Definition of Heart Failure
The American Heart Association defines heart failure as a condition in which the heart cannot keep up with its workload. In heart failure, the body’s organs and tissues may not get the oxygen they need [AHA 2023].
In the United States, there are an estimated six million patients with heart failure. Approximately one-half of heart failure hospitalizations are heart failure with reduced ejection fraction (HFrEF). The other one-half are heart failure with preserved ejection fraction (HFpEF) [Benjamin 2018].
At baseline in the current study, Jujic et al used International Classification of Diseases codes gathered from the Swedish Hospital Discharge Registry as well as from local hospital and study registries to characterize incident heart failure and prevalent heart failure. Incident heart failure patients experienced a fatal or non-fatal episode of heart failure during the study follow-up period.
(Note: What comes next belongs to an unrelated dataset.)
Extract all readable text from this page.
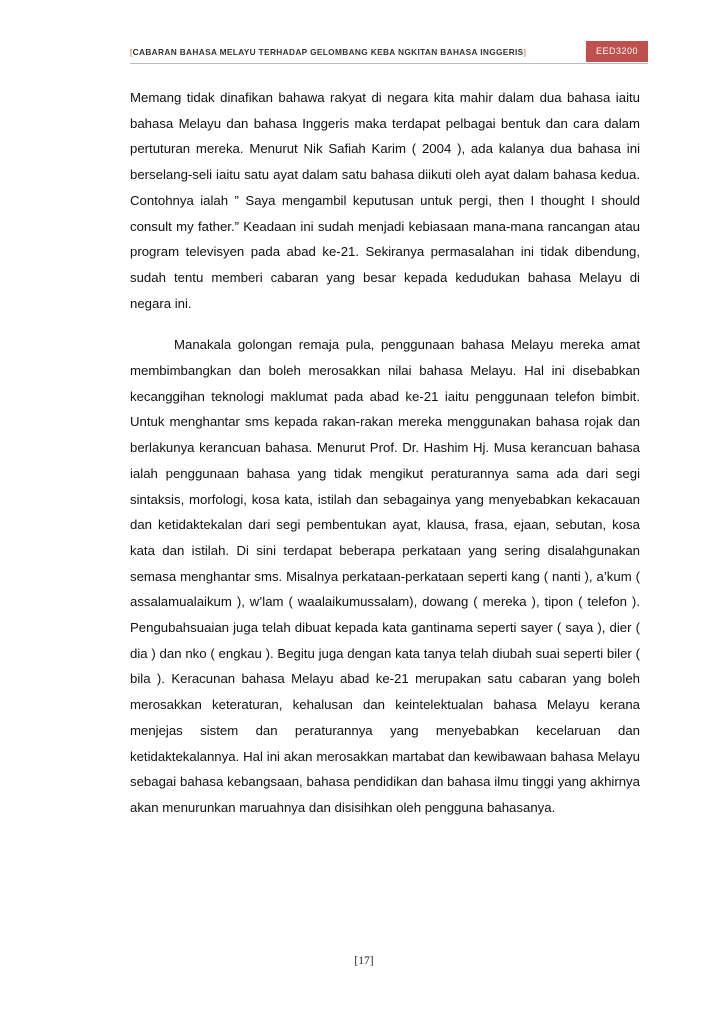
[CABARAN BAHASA MELAYU TERHADAP GELOMBANG KEBA NGKITAN BAHASA INGGERIS]	EED3200

Memang tidak dinafikan bahawa rakyat di negara kita mahir dalam dua bahasa iaitu bahasa Melayu dan bahasa Inggeris maka terdapat pelbagai bentuk dan cara dalam pertuturan mereka. Menurut Nik Safiah Karim ( 2004 ), ada kalanya dua bahasa ini berselang-seli iaitu satu ayat dalam satu bahasa diikuti oleh ayat dalam bahasa kedua. Contohnya ialah ” Saya mengambil keputusan untuk pergi, then I thought I should consult my father.” Keadaan ini sudah menjadi kebiasaan mana-mana rancangan atau program televisyen pada abad ke-21. Sekiranya permasalahan ini tidak dibendung, sudah tentu memberi cabaran yang besar kepada kedudukan bahasa Melayu di negara ini.

Manakala golongan remaja pula, penggunaan bahasa Melayu mereka amat membimbangkan dan boleh merosakkan nilai bahasa Melayu. Hal ini disebabkan kecanggihan teknologi maklumat pada abad ke-21 iaitu penggunaan telefon bimbit. Untuk menghantar sms kepada rakan-rakan mereka menggunakan bahasa rojak dan berlakunya kerancuan bahasa. Menurut Prof. Dr. Hashim Hj. Musa kerancuan bahasa ialah penggunaan bahasa yang tidak mengikut peraturannya sama ada dari segi sintaksis, morfologi, kosa kata, istilah dan sebagainya yang menyebabkan kekacauan dan ketidaktekalan dari segi pembentukan ayat, klausa, frasa, ejaan, sebutan, kosa kata dan istilah. Di sini terdapat beberapa perkataan yang sering disalahgunakan semasa menghantar sms. Misalnya perkataan-perkataan seperti kang ( nanti ), a’kum ( assalamualaikum ), w’lam ( waalaikumussalam), dowang ( mereka ), tipon ( telefon ). Pengubahsuaian juga telah dibuat kepada kata gantinama seperti sayer ( saya ), dier ( dia ) dan nko ( engkau ). Begitu juga dengan kata tanya telah diubah suai seperti biler ( bila ). Keracunan bahasa Melayu abad ke-21 merupakan satu cabaran yang boleh merosakkan keteraturan, kehalusan dan keintelektualan bahasa Melayu kerana menjejas sistem dan peraturannya yang menyebabkan kecelaruan dan ketidaktekalannya. Hal ini akan merosakkan martabat dan kewibawaan bahasa Melayu sebagai bahasa kebangsaan, bahasa pendidikan dan bahasa ilmu tinggi yang akhirnya akan menurunkan maruahnya dan disisihkan oleh pengguna bahasanya.

[17]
Prevalent heart failure patients, excluded from the statistical analysis, were individuals who presented at the study baseline with a previous fatal or non-fatal episode of heart failure [Jujic 2023].
Conclusion: Heart Failure risk and low Selenoprotein P
Selenoprotein P acts as a selenium transporter. It is essential in selenium metabolism and storage. Selenoprotein P concentrations correlate closely with serum selenium levels and are a functional index of selenium status [Jujic 2023].
Low selenoprotein P levels were associated with a higher risk of incident heart failure in a general population [Jujic 2023].
Adjustment for diabetes status shows that the association of low selenoprotein P level and higher risk of incident heart failure was independent of diabetes status [Jujic 2023].
There was no apparent interaction between selenoprotein P level and smoking [Jujic 2023].
There was an association between higher selenoprotein P concentrations and lower risk of heart failure only in the male study participants; however, more than two thirds of the study population was male. There were significantly lower numbers of female study participants in both cases and controls. Accordingly, heart health benefits of selenium in females cannot be excluded. High selenium levels have previously been associated with reduced risk of mortality in women [Jujic 2023].
American Heart Association. What is Heart Failure? 2023. Retrieved from https://www.heart.org/en/health-topics/heart-failure/what-is-heart-failure
Benjamin EJ, Virani SS, Callaway CW. Heart disease and stroke statistics: 2018 update. Circulation 2018;137:e67–492.
Bomer N, Grote Beverborg N, Hoes MF, Streng KW, Vermeer M, Dokter MM, IJmker J, Anker SD, Cleland JGF, Hillege HL, Lang CC, Ng LL, Samani NJ, Tromp J, van Veldhuisen DJ, Touw DJ, Voors AA, van der Meer P. Selenium and outcome in heart failure. Eur J Heart Fail. 2020 Aug;22(8):1415-1423.
Hurst R, Armah CN, Dainty JR, Hart DJ, Teucher B, Goldson AJ, Broadley MR, Motley AK, Fairweather-Tait SJ. Establishing optimal selenium status: results of a randomized, double-blind, placebo-controlled trial. Am J Clin Nutr. 2010 Apr;91(4):923-31.
Jujic A, Molvin J, Schomburg L, Hartmann O, Bergmann A, Melander O, Magnusson M. Selenoprotein P deficiency is associated with higher risk of incident heart failure. Free Radic Biol Med. 2023 Jul 7;207:11-16.
The information presented in this review article is not intended as medical advice and should not be used as such.